Sehome is a neighborhood built on a hill, and its decks show it. Wedged between downtown Bellingham and the Western Washington University campus, with the 180-acre Sehome Hill Arboretum rising behind it, this is a place where a backyard is often a slope and the deck is the only truly flat outdoor space a house has. Get the deck right and you gain a room with a view over the rooftops toward Bellingham Bay. Get it wrong and you have a wobbly platform on stilts.
Building Decks on Sehome's Slopes
Elevated and hillside decks are structural projects first and carpentry projects second. Many of the decks we replace in Sehome were built decades ago on undersized posts with minimal bracing, and on a slope every weakness is amplified — footings creep, tall posts rack, and railings loosen exactly where a fall would matter most. Our hillside builds start below grade: engineered footings placed for the slope, ground-contact-rated posts on standoff hardware, and diagonal bracing that makes a tall deck feel planted.

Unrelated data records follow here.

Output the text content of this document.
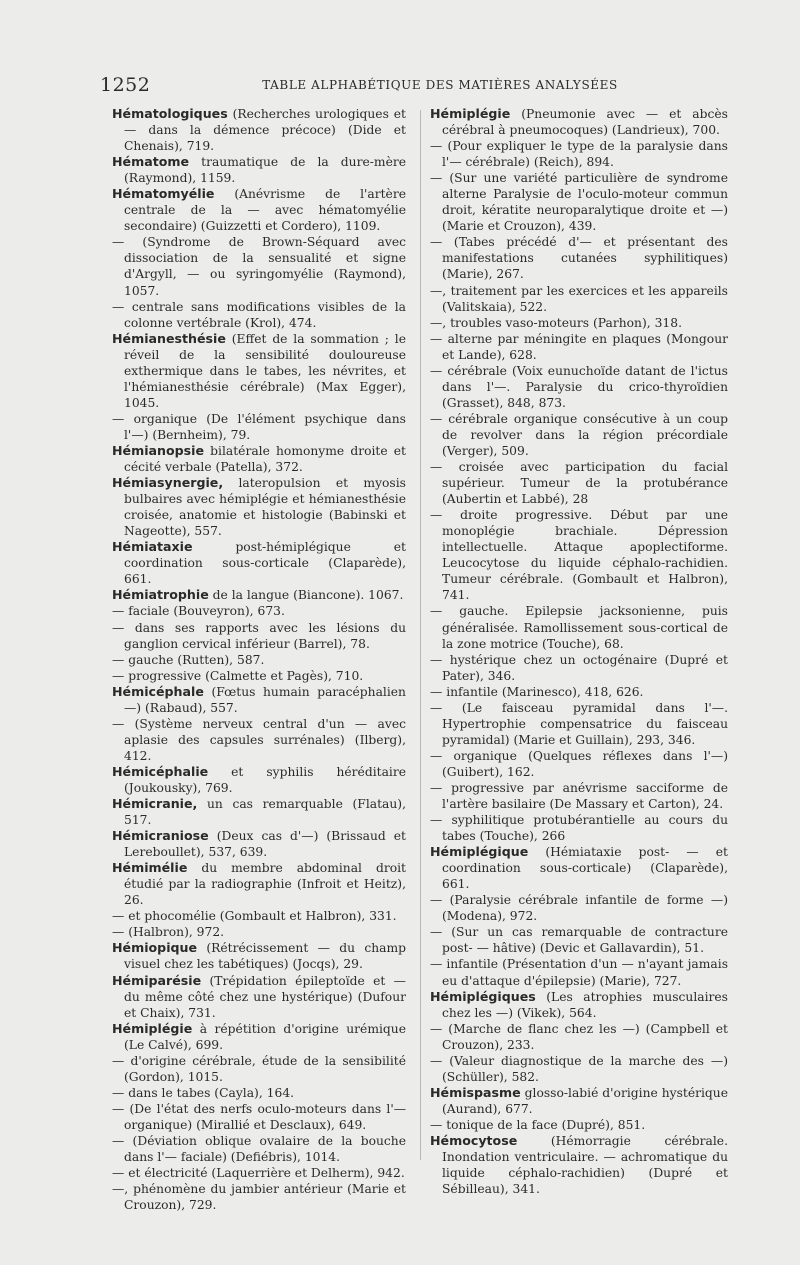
1252	TABLE ALPHABÉTIQUE DES MATIÈRES ANALYSÉES

Hématologiques (Recherches urologiques et — dans la démence précoce) (Dide et Chenais), 719.

Hématome traumatique de la dure-mère (Raymond), 1159.

Hématomyélie (Anévrisme de l'artère centrale de la — avec hématomyélie secondaire) (Guizzetti et Cordero), 1109.

— (Syndrome de Brown-Séquard avec dissociation de la sensualité et signe d'Argyll, — ou syringomyélie (Raymond), 1057.

— centrale sans modifications visibles de la colonne vertébrale (Krol), 474.

Hémianesthésie (Effet de la sommation ; le réveil de la sensibilité douloureuse exthermique dans le tabes, les névrites, et l'hémianesthésie cérébrale) (Max Egger), 1045.

— organique (De l'élément psychique dans l'—) (Bernheim), 79.

Hémianopsie bilatérale homonyme droite et cécité verbale (Patella), 372.

Hémiasynergie, lateropulsion et myosis bulbaires avec hémiplégie et hémianesthésie croisée, anatomie et histologie (Babinski et Nageotte), 557.

Hémiataxie	post-hémiplégique et coordination sous-corticale (Claparède), 661.

Hémiatrophie de la langue (Biancone). 1067.

— faciale (Bouveyron), 673.

— dans ses rapports avec les lésions du ganglion cervical inférieur (Barrel), 78.

— gauche (Rutten), 587.

— progressive (Calmette et Pagès), 710.

Hémicéphale (Fœtus humain paracéphalien —) (Rabaud), 557.

— (Système nerveux central d'un — avec aplasie des capsules surrénales) (Ilberg), 412.

Hémicéphalie et syphilis héréditaire (Joukousky), 769.

Hémicranie, un cas remarquable (Flatau), 517.

Hémicraniose (Deux cas d'—) (Brissaud et Lereboullet), 537, 639.

Hémimélie du membre abdominal droit étudié par la radiographie (Infroit et Heitz), 26.

— et phocomélie (Gombault et Halbron), 331.

— (Halbron), 972.

Hémiopique (Rétrécissement — du champ visuel chez les tabétiques) (Jocqs), 29.

Hémiparésie (Trépidation épileptoïde et — du même côté chez une hystérique) (Dufour et Chaix), 731.

Hémiplégie à répétition d'origine urémique (Le Calvé), 699.

— d'origine cérébrale, étude de la sensibilité (Gordon), 1015.

— dans le tabes (Cayla), 164.

— (De l'état des nerfs oculo-moteurs dans l'— organique) (Mirallié et Desclaux), 649.

— (Déviation oblique ovalaire de la bouche dans l'— faciale) (Defiébris), 1014.

— et électricité (Laquerrière et Delherm), 942.

—, phénomène du jambier antérieur (Marie et Crouzon), 729.

Hémiplégie (Pneumonie avec — et abcès cérébral à pneumocoques) (Landrieux), 700.

— (Pour expliquer le type de la paralysie dans l'— cérébrale) (Reich), 894.

— (Sur une variété particulière de syndrome alterne Paralysie de l'oculo-moteur commun droit, kératite neuroparalytique droite et —) (Marie et Crouzon), 439.

— (Tabes précédé d'— et présentant des manifestations cutanées syphilitiques) (Marie), 267.

—, traitement par les exercices et les appareils (Valitskaia), 522.

—, troubles vaso-moteurs (Parhon), 318.

— alterne par méningite en plaques (Mongour et Lande), 628.

— cérébrale (Voix eunuchoïde datant de l'ictus dans l'—. Paralysie du crico-thyroïdien (Grasset), 848, 873.

— cérébrale organique consécutive à un coup de revolver dans la région précordiale (Verger), 509.

— croisée avec participation du facial supérieur. Tumeur de la protubérance (Aubertin et Labbé), 28

— droite progressive. Début par une monoplégie brachiale. Dépression intellectuelle. Attaque apoplectiforme. Leucocytose du liquide céphalo-rachidien. Tumeur cérébrale. (Gombault et Halbron), 741.

— gauche. Epilepsie jacksonienne, puis généralisée. Ramollissement sous-cortical de la zone motrice (Touche), 68.

— hystérique chez un octogénaire (Dupré et Pater), 346.

— infantile (Marinesco), 418, 626.

— (Le faisceau pyramidal dans l'—. Hypertrophie compensatrice du faisceau pyramidal) (Marie et Guillain), 293, 346.

— organique (Quelques réflexes dans l'—) (Guibert), 162.

— progressive par anévrisme sacciforme de l'artère basilaire (De Massary et Carton), 24.

— syphilitique protubérantielle au cours du tabes (Touche), 266

Hémiplégique (Hémiataxie post- — et coordination sous-corticale) (Claparède), 661.

— (Paralysie cérébrale infantile de forme —) (Modena), 972.

— (Sur un cas remarquable de contracture post- — hâtive) (Devic et Gallavardin), 51.

— infantile (Présentation d'un — n'ayant jamais eu d'attaque d'épilepsie) (Marie), 727.

Hémiplégiques (Les atrophies musculaires chez les —) (Vikek), 564.

— (Marche de flanc chez les —) (Campbell et Crouzon), 233.

— (Valeur diagnostique de la marche des —) (Schüller), 582.

Hémispasme glosso-labié d'origine hystérique (Aurand), 677.

— tonique de la face (Dupré), 851.

Hémocytose	(Hémorragie cérébrale. Inondation ventriculaire. — achromatique du liquide céphalo-rachidien) (Dupré et Sébilleau), 341.
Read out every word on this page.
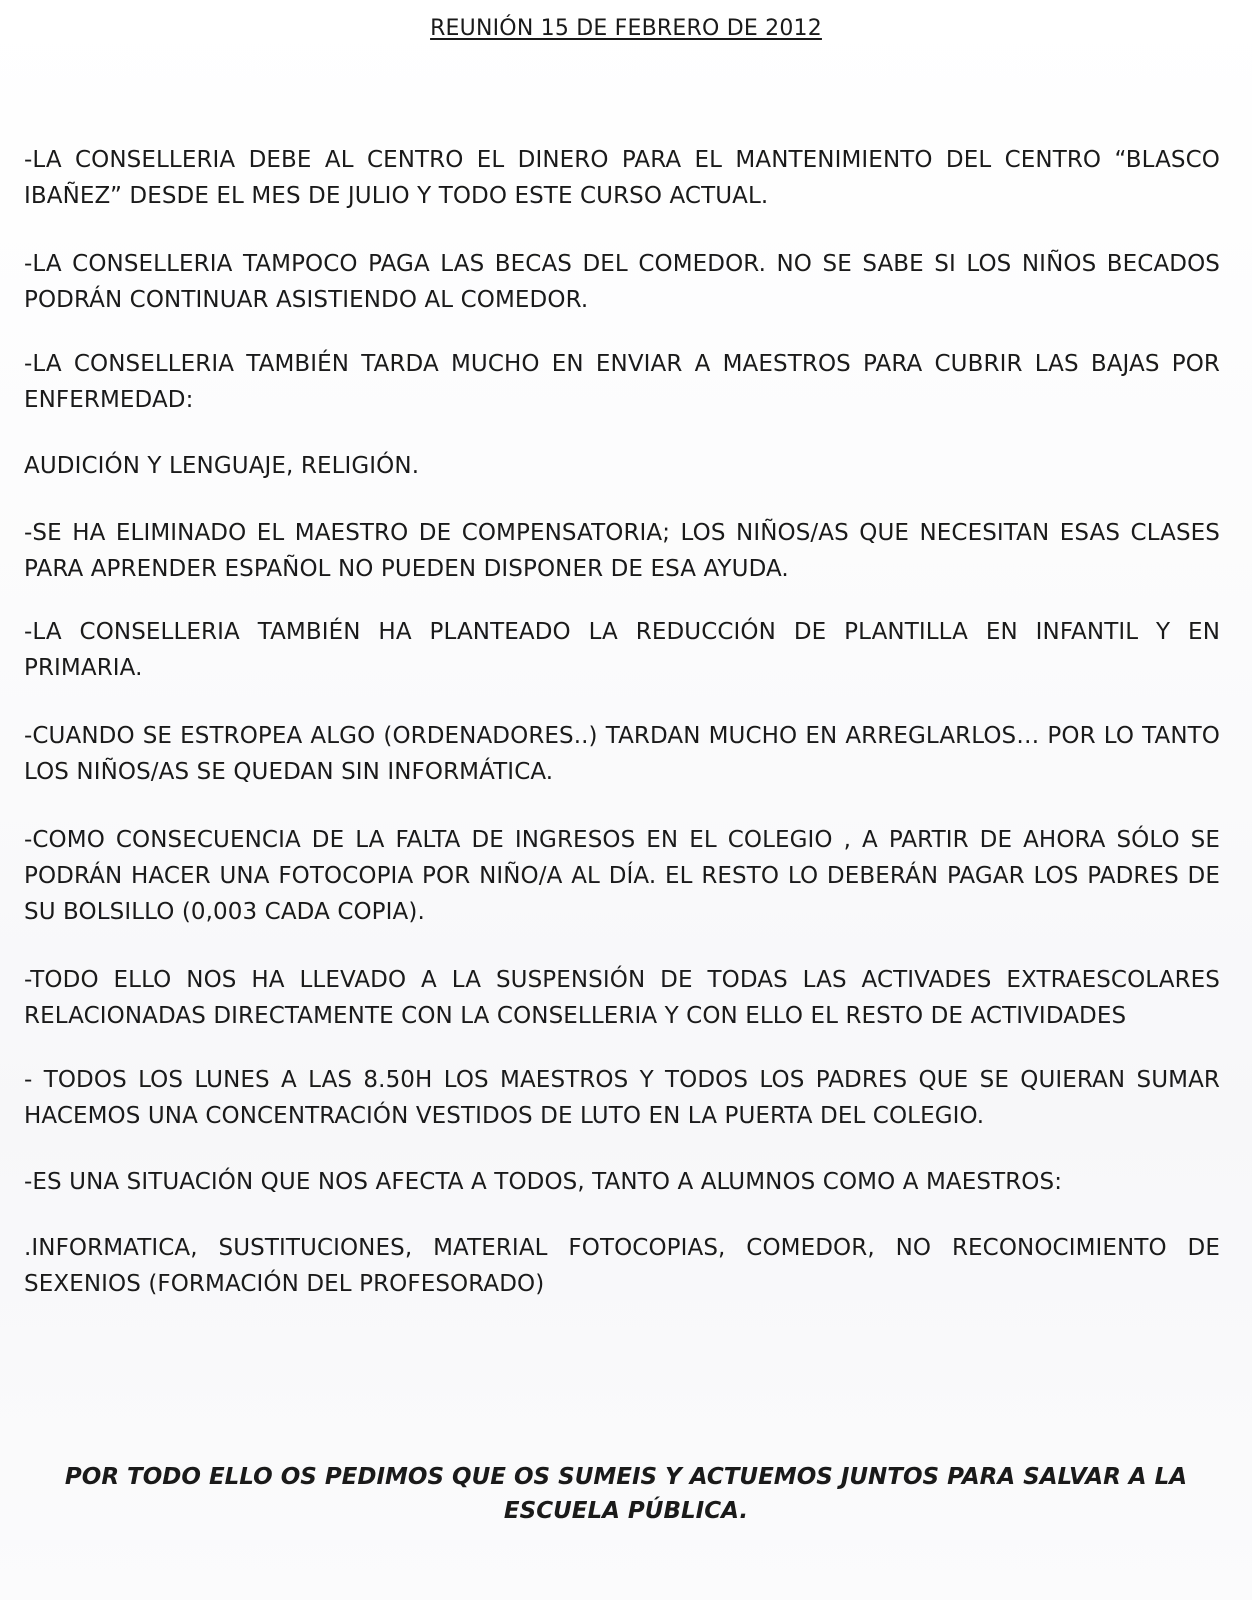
REUNIÓN 15 DE FEBRERO DE 2012

-LA CONSELLERIA DEBE AL CENTRO EL DINERO PARA EL MANTENIMIENTO DEL CENTRO “BLASCO IBAÑEZ” DESDE EL MES DE JULIO Y TODO ESTE CURSO ACTUAL.

-LA CONSELLERIA TAMPOCO PAGA LAS BECAS DEL COMEDOR. NO SE SABE SI LOS NIÑOS BECADOS PODRÁN CONTINUAR ASISTIENDO AL COMEDOR.

-LA CONSELLERIA TAMBIÉN TARDA MUCHO EN ENVIAR A MAESTROS PARA CUBRIR LAS BAJAS POR ENFERMEDAD:

AUDICIÓN Y LENGUAJE, RELIGIÓN.

-SE HA ELIMINADO EL MAESTRO DE COMPENSATORIA; LOS NIÑOS/AS QUE NECESITAN ESAS CLASES PARA APRENDER ESPAÑOL NO PUEDEN DISPONER DE ESA AYUDA.

-LA CONSELLERIA TAMBIÉN HA PLANTEADO LA REDUCCIÓN DE PLANTILLA EN INFANTIL Y EN PRIMARIA.

-CUANDO SE ESTROPEA ALGO (ORDENADORES..) TARDAN MUCHO EN ARREGLARLOS… POR LO TANTO LOS NIÑOS/AS SE QUEDAN SIN INFORMÁTICA.

-COMO CONSECUENCIA DE LA FALTA DE INGRESOS EN EL COLEGIO , A PARTIR DE AHORA SÓLO SE PODRÁN HACER UNA FOTOCOPIA POR NIÑO/A AL DÍA. EL RESTO LO DEBERÁN PAGAR LOS PADRES DE SU BOLSILLO (0,003 CADA COPIA).

-TODO ELLO NOS HA LLEVADO A LA SUSPENSIÓN DE TODAS LAS ACTIVADES EXTRAESCOLARES RELACIONADAS DIRECTAMENTE CON LA CONSELLERIA Y CON ELLO EL RESTO DE ACTIVIDADES

- TODOS LOS LUNES A LAS 8.50H LOS MAESTROS Y TODOS LOS PADRES QUE SE QUIERAN SUMAR HACEMOS UNA CONCENTRACIÓN VESTIDOS DE LUTO EN LA PUERTA DEL COLEGIO.

-ES UNA SITUACIÓN QUE NOS AFECTA A TODOS, TANTO A ALUMNOS COMO A MAESTROS:

.INFORMATICA, SUSTITUCIONES, MATERIAL FOTOCOPIAS, COMEDOR, NO RECONOCIMIENTO DE SEXENIOS (FORMACIÓN DEL PROFESORADO)

POR TODO ELLO OS PEDIMOS QUE OS SUMEIS Y ACTUEMOS JUNTOS PARA SALVAR A LA

ESCUELA PÚBLICA.
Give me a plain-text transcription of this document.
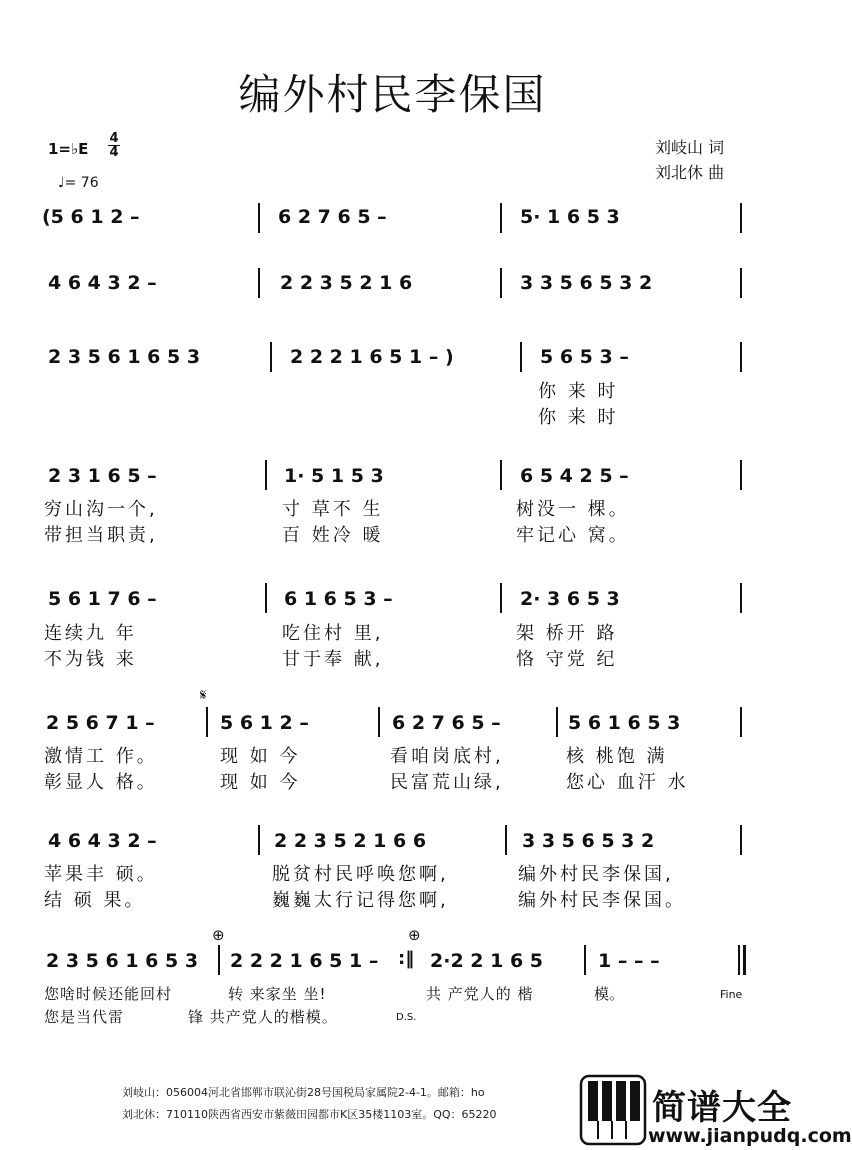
编外村民李保国
1=♭E
4
4
♩= 76
刘岐山 词
刘北休 曲
(5 6 1 2 –	6 2 7 6 5 –	5· 1 6 5 3
4 6 4 3 2 –	2 2 3 5 2 1 6	3 3 5 6 5 3 2
2 3 5 6 1 6 5 3	2 2 2 1 6 5 1 – )	5 6 5 3 –
你 来 时
你 来 时
2 3 1 6 5 –	1· 5 1 5 3	6 5 4 2 5 –
穷山沟一个,	寸 草不 生	树没一 棵。
带担当职责,	百 姓冷 暖	牢记心 窝。
5 6 1 7 6 –	6 1 6 5 3 –	2· 3 6 5 3
连续九 年	吃住村 里,	架 桥开 路
不为钱 来	甘于奉 献,	恪 守党 纪
𝄋
2 5 6 7 1 –	5 6 1 2 –	6 2 7 6 5 –	5 6 1 6 5 3
激情工 作。	现 如 今	看咱岗底村,	核 桃饱 满
彰显人 格。	现 如 今	民富荒山绿,	您心 血汗 水
4 6 4 3 2 –	2 2 3 5 2 1 6 6	3 3 5 6 5 3 2
苹果丰 硕。	脱贫村民呼唤您啊,	编外村民李保国,
结 硕 果。	巍巍太行记得您啊,	编外村民李保国。
⊕	⊕
2 3 5 6 1 6 5 3 2 2 2 1 6 5 1 – :‖ 2·2 2 1 6 5	1 – – –
您啥时候还能回村	转 来家坐 坐!	共 产党人的 楷	模。
您是当代雷	锋 共产党人的楷模。
Fine
D.S.
刘岐山：056004河北省邯郸市联沁街28号国税局家属院2-4-1。邮箱：ho
刘北休：710110陕西省西安市紫薇田园都市K区35楼1103室。QQ：65220	简谱大全
www.jianpudq.com
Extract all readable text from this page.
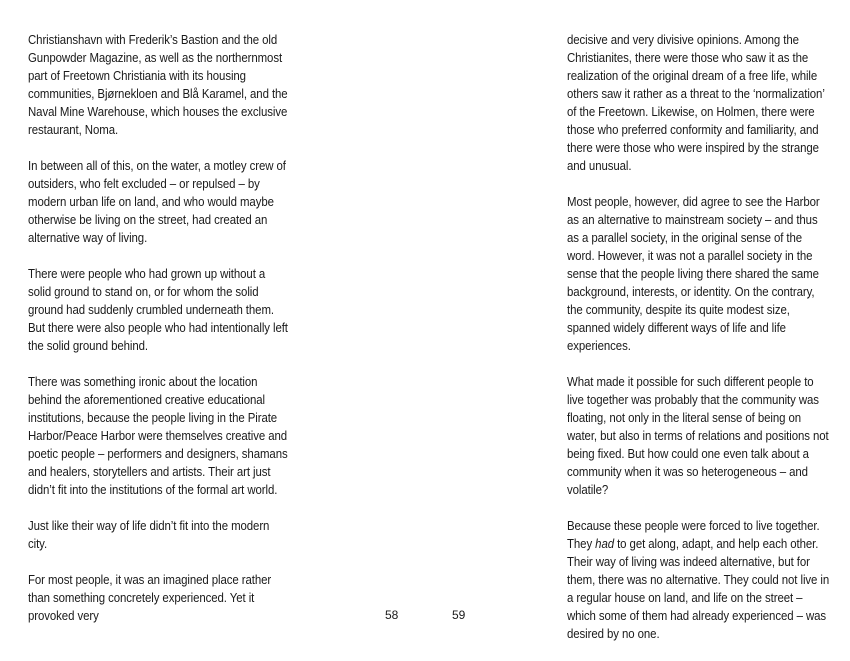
Christianshavn with Frederik’s Bastion and the old Gunpowder Magazine, as well as the northernmost part of Freetown Christiania with its housing communities, Bjørnekloen and Blå Karamel, and the Naval Mine Warehouse, which houses the exclusive restaurant, Noma.

In between all of this, on the water, a motley crew of outsiders, who felt excluded – or repulsed – by modern urban life on land, and who would maybe otherwise be living on the street, had created an alternative way of living.

There were people who had grown up without a solid ground to stand on, or for whom the solid ground had suddenly crumbled underneath them. But there were also people who had intentionally left the solid ground behind.

There was something ironic about the location behind the aforementioned creative educational institutions, because the people living in the Pirate Harbor/Peace Harbor were themselves creative and poetic people – performers and designers, shamans and healers, storytellers and artists. Their art just didn’t fit into the institutions of the formal art world.

Just like their way of life didn’t fit into the modern city.

For most people, it was an imagined place rather than something concretely experienced. Yet it provoked very

decisive and very divisive opinions. Among the Christianites, there were those who saw it as the realization of the original dream of a free life, while others saw it rather as a threat to the ‘normalization’ of the Freetown. Likewise, on Holmen, there were those who preferred conformity and familiarity, and there were those who were inspired by the strange and unusual.

Most people, however, did agree to see the Harbor as an alternative to mainstream society – and thus as a parallel society, in the original sense of the word. However, it was not a parallel society in the sense that the people living there shared the same background, interests, or identity. On the contrary, the community, despite its quite modest size, spanned widely different ways of life and life experiences.

What made it possible for such different people to live together was probably that the community was floating, not only in the literal sense of being on water, but also in terms of relations and positions not being fixed. But how could one even talk about a community when it was so heterogeneous – and volatile?

Because these people were forced to live together. They had to get along, adapt, and help each other. Their way of living was indeed alternative, but for them, there was no alternative. They could not live in a regular house on land, and life on the street – which some of them had already experienced – was desired by no one.

58	59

Then there is the arboretum effect. Sehome's tree cover is glorious and merciless — needles, cones, and deep shade keep deck surfaces damp for months, and moss films anything horizontal by midwinter. On shaded lots we usually recommend capped composite decking with hidden fasteners; it sheds the green film with a rinse instead of demanding an annual scrub-and-stain campaign. On the sunnier streets lower in the neighborhood, cedar remains a handsome, budget-friendlier option.